Sangay called for greater opportunities for Tibetans, saying that a recent mine landslide in Tibet that killed 83 workers -- virtually all of them from China's Han majority -- showed how few Tibetans shared the wealth.

China says it has brought development to Tibet. It has questioned the sincerity of the government in exile and the Dalai Lama, Tibet's world-revered spiritual leader who fled to India in 1959, accusing them of secretly supporting separatism and violence.

More than 110 Tibetans have set themselves on fire since 2009, with most dying of their injuries, in demonstrations against what they view as Chinese oppression.

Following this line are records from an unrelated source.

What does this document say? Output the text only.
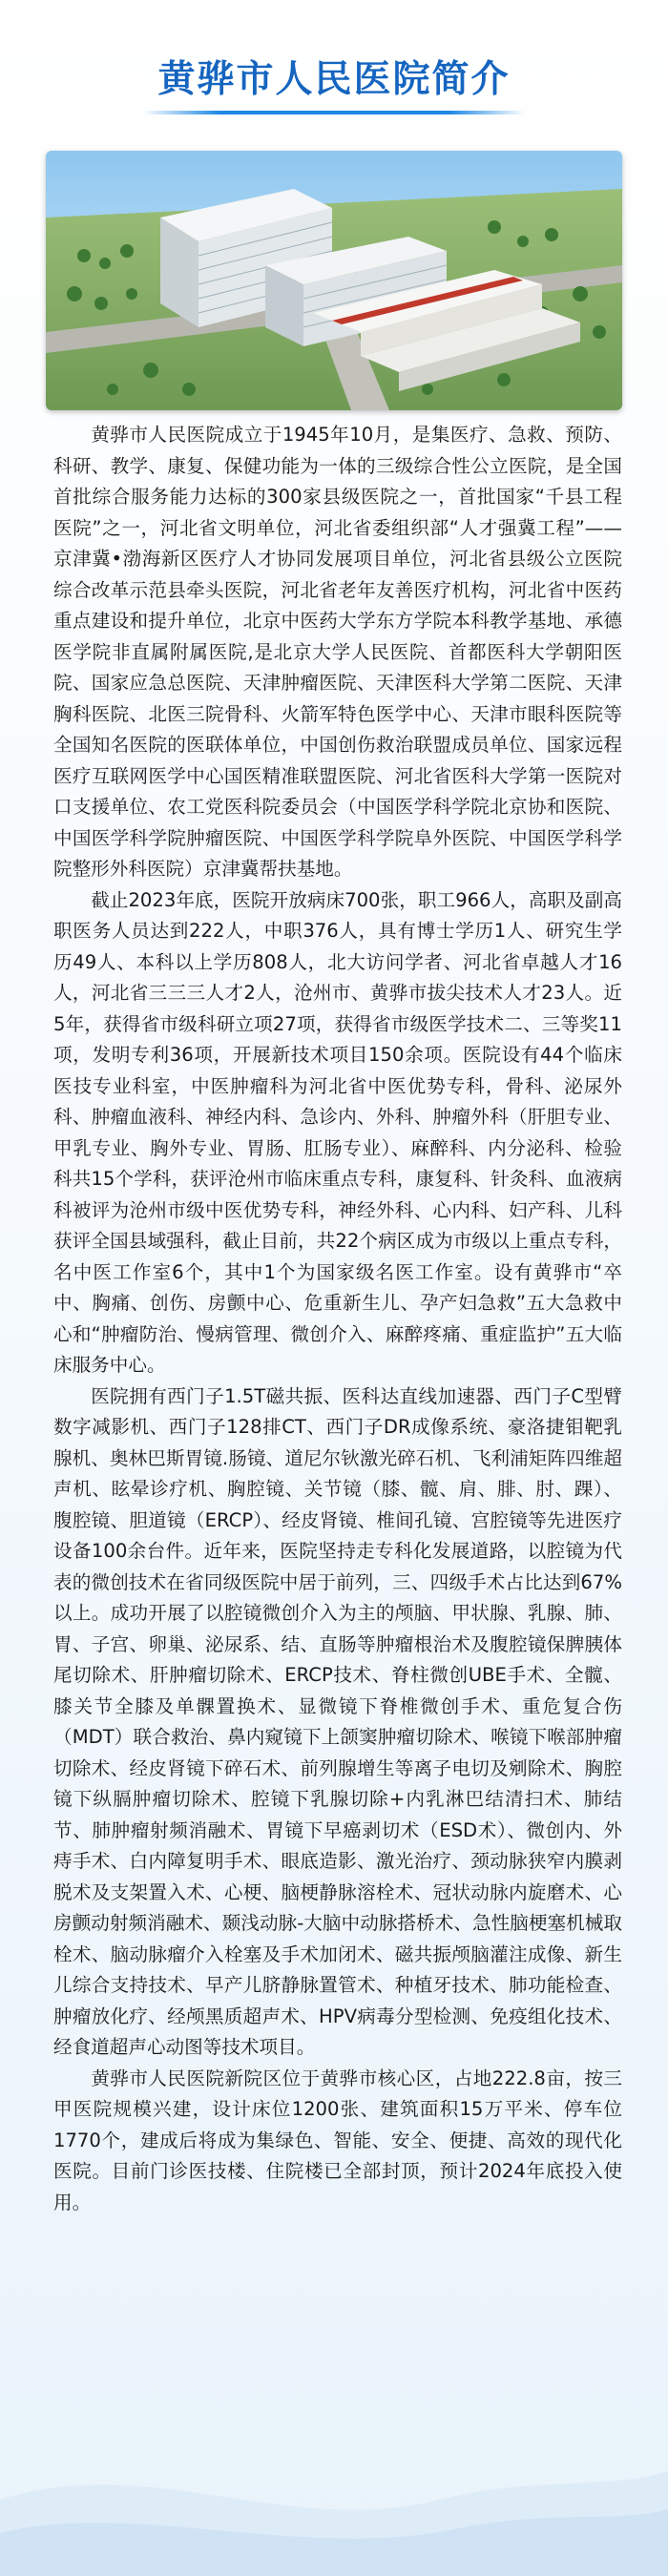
黄骅市人民医院简介

黄骅市人民医院成立于1945年10月，是集医疗、急救、预防、科研、教学、康复、保健功能为一体的三级综合性公立医院，是全国首批综合服务能力达标的300家县级医院之一，首批国家“千县工程医院”之一，河北省文明单位，河北省委组织部“人才强冀工程”——京津冀•渤海新区医疗人才协同发展项目单位，河北省县级公立医院综合改革示范县牵头医院，河北省老年友善医疗机构，河北省中医药重点建设和提升单位，北京中医药大学东方学院本科教学基地、承德医学院非直属附属医院,是北京大学人民医院、首都医科大学朝阳医院、国家应急总医院、天津肿瘤医院、天津医科大学第二医院、天津胸科医院、北医三院骨科、火箭军特色医学中心、天津市眼科医院等全国知名医院的医联体单位，中国创伤救治联盟成员单位、国家远程医疗互联网医学中心国医精准联盟医院、河北省医科大学第一医院对口支援单位、农工党医科院委员会（中国医学科学院北京协和医院、中国医学科学院肿瘤医院、中国医学科学院阜外医院、中国医学科学院整形外科医院）京津冀帮扶基地。

截止2023年底，医院开放病床700张，职工966人，高职及副高职医务人员达到222人，中职376人，具有博士学历1人、研究生学历49人、本科以上学历808人，北大访问学者、河北省卓越人才16人，河北省三三三人才2人，沧州市、黄骅市拔尖技术人才23人。近5年，获得省市级科研立项27项，获得省市级医学技术二、三等奖11项，发明专利36项，开展新技术项目150余项。医院设有44个临床医技专业科室，中医肿瘤科为河北省中医优势专科，骨科、泌尿外科、肿瘤血液科、神经内科、急诊内、外科、肿瘤外科（肝胆专业、甲乳专业、胸外专业、胃肠、肛肠专业）、麻醉科、内分泌科、检验科共15个学科，获评沧州市临床重点专科，康复科、针灸科、血液病科被评为沧州市级中医优势专科，神经外科、心内科、妇产科、儿科获评全国县域强科，截止目前，共22个病区成为市级以上重点专科，名中医工作室6个，其中1个为国家级名医工作室。设有黄骅市“卒中、胸痛、创伤、房颤中心、危重新生儿、孕产妇急救”五大急救中心和“肿瘤防治、慢病管理、微创介入、麻醉疼痛、重症监护”五大临床服务中心。

医院拥有西门子1.5T磁共振、医科达直线加速器、西门子C型臂数字减影机、西门子128排CT、西门子DR成像系统、豪洛捷钼靶乳腺机、奥林巴斯胃镜.肠镜、道尼尔钬激光碎石机、飞利浦矩阵四维超声机、眩晕诊疗机、胸腔镜、关节镜（膝、髋、肩、腓、肘、踝）、腹腔镜、胆道镜（ERCP）、经皮肾镜、椎间孔镜、宫腔镜等先进医疗设备100余台件。近年来，医院坚持走专科化发展道路，以腔镜为代表的微创技术在省同级医院中居于前列，三、四级手术占比达到67%以上。成功开展了以腔镜微创介入为主的颅脑、甲状腺、乳腺、肺、胃、子宫、卵巢、泌尿系、结、直肠等肿瘤根治术及腹腔镜保脾胰体尾切除术、肝肿瘤切除术、ERCP技术、脊柱微创UBE手术、全髋、膝关节全膝及单髁置换术、显微镜下脊椎微创手术、重危复合伤（MDT）联合救治、鼻内窥镜下上颌窦肿瘤切除术、喉镜下喉部肿瘤切除术、经皮肾镜下碎石术、前列腺增生等离子电切及剜除术、胸腔镜下纵膈肿瘤切除术、腔镜下乳腺切除+内乳淋巴结清扫术、肺结节、肺肿瘤射频消融术、胃镜下早癌剥切术（ESD术）、微创内、外痔手术、白内障复明手术、眼底造影、激光治疗、颈动脉狭窄内膜剥脱术及支架置入术、心梗、脑梗静脉溶栓术、冠状动脉内旋磨术、心房颤动射频消融术、颞浅动脉-大脑中动脉搭桥术、急性脑梗塞机械取栓术、脑动脉瘤介入栓塞及手术加闭术、磁共振颅脑灌注成像、新生儿综合支持技术、早产儿脐静脉置管术、种植牙技术、肺功能检查、肿瘤放化疗、经颅黑质超声术、HPV病毒分型检测、免疫组化技术、经食道超声心动图等技术项目。

黄骅市人民医院新院区位于黄骅市核心区，占地222.8亩，按三甲医院规模兴建，设计床位1200张、建筑面积15万平米、停车位1770个，建成后将成为集绿色、智能、安全、便捷、高效的现代化医院。目前门诊医技楼、住院楼已全部封顶，预计2024年底投入使用。
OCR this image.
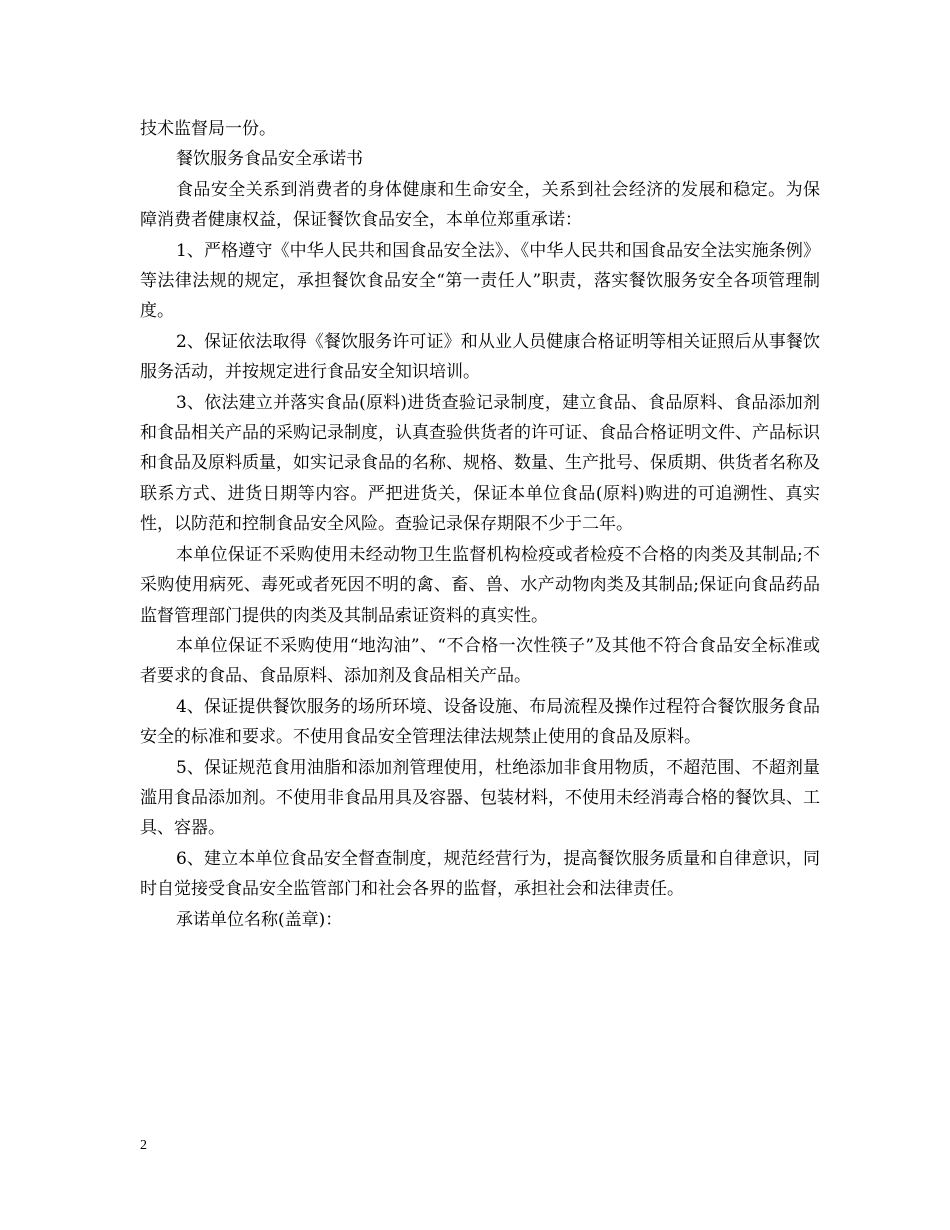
技术监督局一份。

餐饮服务食品安全承诺书

食品安全关系到消费者的身体健康和生命安全，关系到社会经济的发展和稳定。为保障消费者健康权益，保证餐饮食品安全，本单位郑重承诺：

1、严格遵守《中华人民共和国食品安全法》、《中华人民共和国食品安全法实施条例》等法律法规的规定，承担餐饮食品安全“第一责任人”职责，落实餐饮服务安全各项管理制度。

2、保证依法取得《餐饮服务许可证》和从业人员健康合格证明等相关证照后从事餐饮服务活动，并按规定进行食品安全知识培训。

3、依法建立并落实食品(原料)进货查验记录制度，建立食品、食品原料、食品添加剂和食品相关产品的采购记录制度，认真查验供货者的许可证、食品合格证明文件、产品标识和食品及原料质量，如实记录食品的名称、规格、数量、生产批号、保质期、供货者名称及联系方式、进货日期等内容。严把进货关，保证本单位食品(原料)购进的可追溯性、真实性，以防范和控制食品安全风险。查验记录保存期限不少于二年。

本单位保证不采购使用未经动物卫生监督机构检疫或者检疫不合格的肉类及其制品;不采购使用病死、毒死或者死因不明的禽、畜、兽、水产动物肉类及其制品;保证向食品药品监督管理部门提供的肉类及其制品索证资料的真实性。

本单位保证不采购使用“地沟油”、“不合格一次性筷子”及其他不符合食品安全标准或者要求的食品、食品原料、添加剂及食品相关产品。

4、保证提供餐饮服务的场所环境、设备设施、布局流程及操作过程符合餐饮服务食品安全的标准和要求。不使用食品安全管理法律法规禁止使用的食品及原料。

5、保证规范食用油脂和添加剂管理使用，杜绝添加非食用物质，不超范围、不超剂量滥用食品添加剂。不使用非食品用具及容器、包装材料，不使用未经消毒合格的餐饮具、工具、容器。

6、建立本单位食品安全督查制度，规范经营行为，提高餐饮服务质量和自律意识，同时自觉接受食品安全监管部门和社会各界的监督，承担社会和法律责任。

承诺单位名称(盖章)：

2
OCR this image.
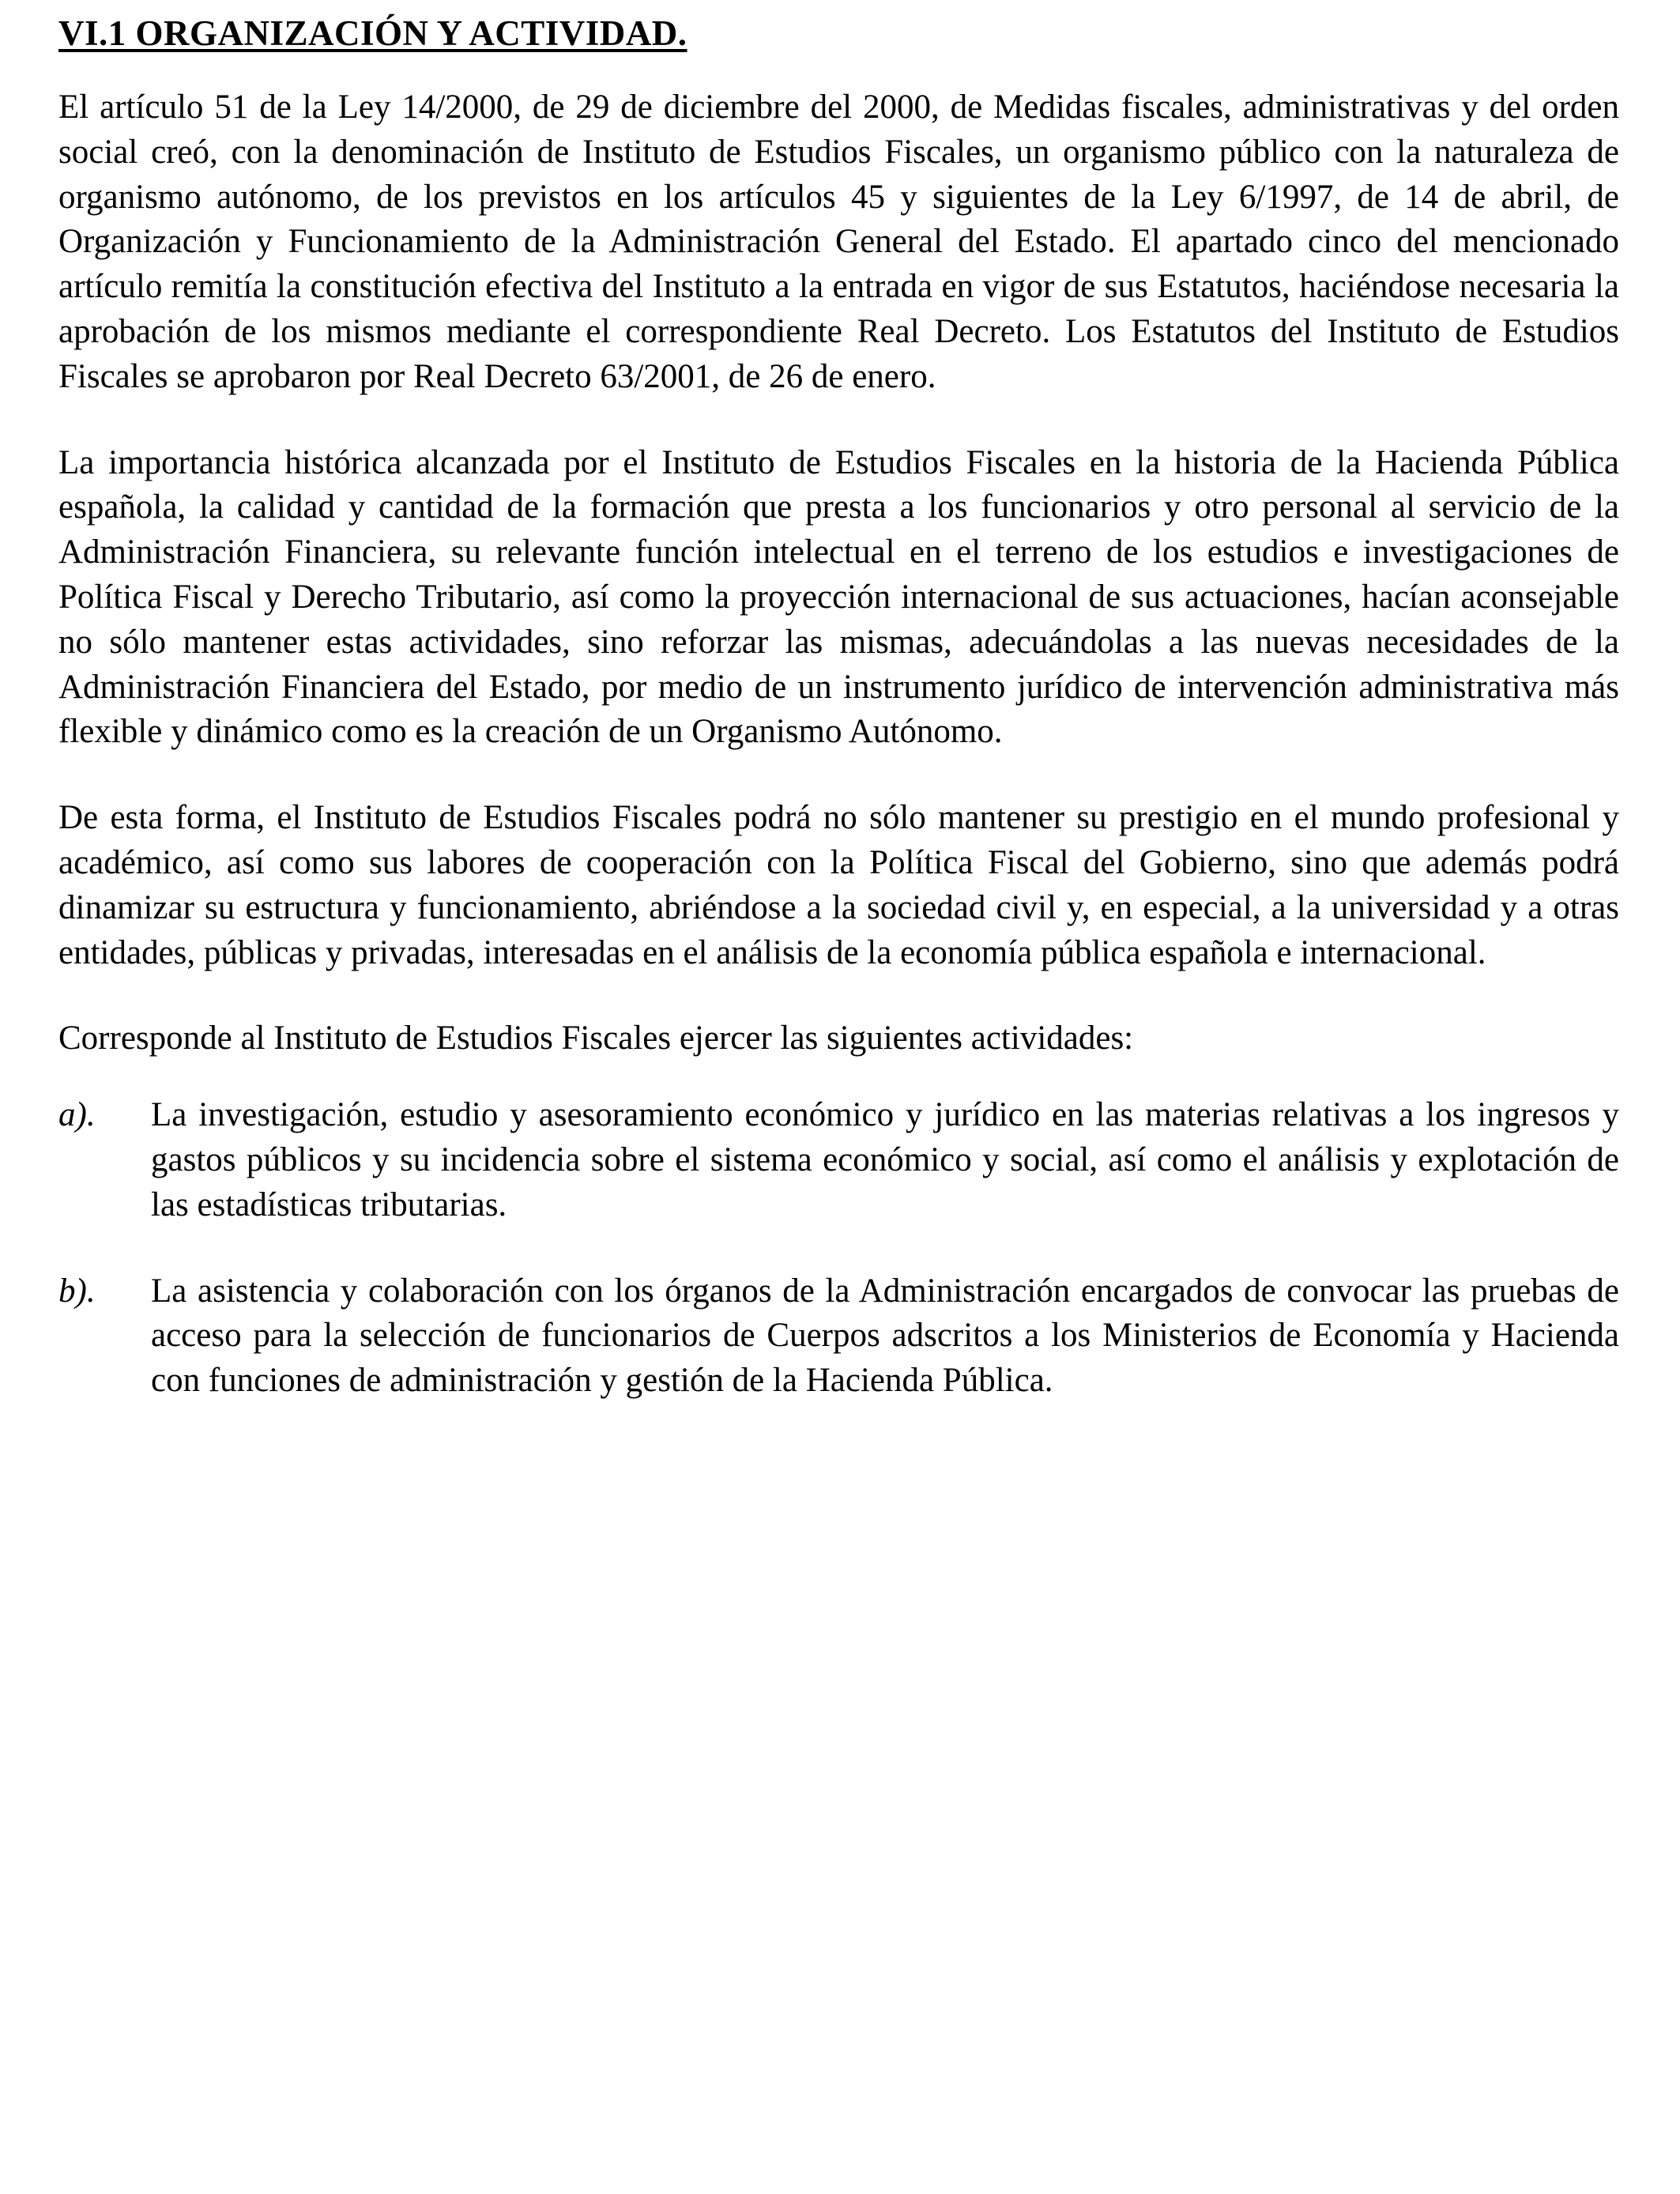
VI.1 ORGANIZACIÓN Y ACTIVIDAD.

El artículo 51 de la Ley 14/2000, de 29 de diciembre del 2000, de Medidas fiscales, administrativas y del orden social creó, con la denominación de Instituto de Estudios Fiscales, un organismo público con la naturaleza de organismo autónomo, de los previstos en los artículos 45 y siguientes de la Ley 6/1997, de 14 de abril, de Organización y Funcionamiento de la Administración General del Estado. El apartado cinco del mencionado artículo remitía la constitución efectiva del Instituto a la entrada en vigor de sus Estatutos, haciéndose necesaria la aprobación de los mismos mediante el correspondiente Real Decreto. Los Estatutos del Instituto de Estudios Fiscales se aprobaron por Real Decreto 63/2001, de 26 de enero.

La importancia histórica alcanzada por el Instituto de Estudios Fiscales en la historia de la Hacienda Pública española, la calidad y cantidad de la formación que presta a los funcionarios y otro personal al servicio de la Administración Financiera, su relevante función intelectual en el terreno de los estudios e investigaciones de Política Fiscal y Derecho Tributario, así como la proyección internacional de sus actuaciones, hacían aconsejable no sólo mantener estas actividades, sino reforzar las mismas, adecuándolas a las nuevas necesidades de la Administración Financiera del Estado, por medio de un instrumento jurídico de intervención administrativa más flexible y dinámico como es la creación de un Organismo Autónomo.

De esta forma, el Instituto de Estudios Fiscales podrá no sólo mantener su prestigio en el mundo profesional y académico, así como sus labores de cooperación con la Política Fiscal del Gobierno, sino que además podrá dinamizar su estructura y funcionamiento, abriéndose a la sociedad civil y, en especial, a la universidad y a otras entidades, públicas y privadas, interesadas en el análisis de la economía pública española e internacional.

Corresponde al Instituto de Estudios Fiscales ejercer las siguientes actividades:

a).	La investigación, estudio y asesoramiento económico y jurídico en las materias relativas a los ingresos y gastos públicos y su incidencia sobre el sistema económico y social, así como el análisis y explotación de las estadísticas tributarias.
b).	La asistencia y colaboración con los órganos de la Administración encargados de convocar las pruebas de acceso para la selección de funcionarios de Cuerpos adscritos a los Ministerios de Economía y Hacienda con funciones de administración y gestión de la Hacienda Pública.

Beijing has accused the Dalai Lama of fomenting the protests.

Soldiers and firemen mass outside the Jokhang temple, one of Tibet's holiest sites, in Lhasa, Tibet
Soldiers and firemen mass outside the Jokhang temple, one of Tibet's holiest sites, in Lhasa, Tibet, in this photo by International Campaign for Tibet on December 8, 2012.

Sangay said the exiled leadership did not encourage self-immolations but shared solidarity with Tibetans driven to such desperation.

"The 117 self-immolators, they have not harmed a single soul, not even a Chinese person, not even a Chinese restaurant, not even a Chinese bicycle," he said.

"Even at that particular moment -- very painful, tragic, sad moment -- they're restraining themselves from hurting anyone.

"That much of restraint that Tibetans impose upon themselves is a clear indication and reflection of the fact that we do subscribe to non-violence," Sangay added.

China held nine rounds of dialogue with the Dalai Lama's envoys from 2002 to 2010, but the talks produced no visible results.

Tibetan spiritual leader the Dalai Lama delivers the Sadat Lecture for Peace at the University of Maryland,  May 7, 2013
Tibetan spiritual leader the Dalai Lama delivers the Sadat Lecture for Peace at the University of Maryland in College Park, on May 7, 2013. Despite wide respect for the Dalai Lama, some younger Tibetan exiles have advocated a harder line toward China.

The slow pace has led some experts and activists to believe that China is trying to draw out diplomacy until the death of the 77-year-old Dalai Lama, hoping that the global movement he inspired would collapse without him.

Conscious of his own mortality, the Nobel Peace Prize winner has devolved political power to elected leaders and held open the possibility that Tibetans would break tradition and appoint a successor while he is alive.

Despite wide respect for the Dalai Lama, some younger Tibetan exiles have advocated a harder line toward China.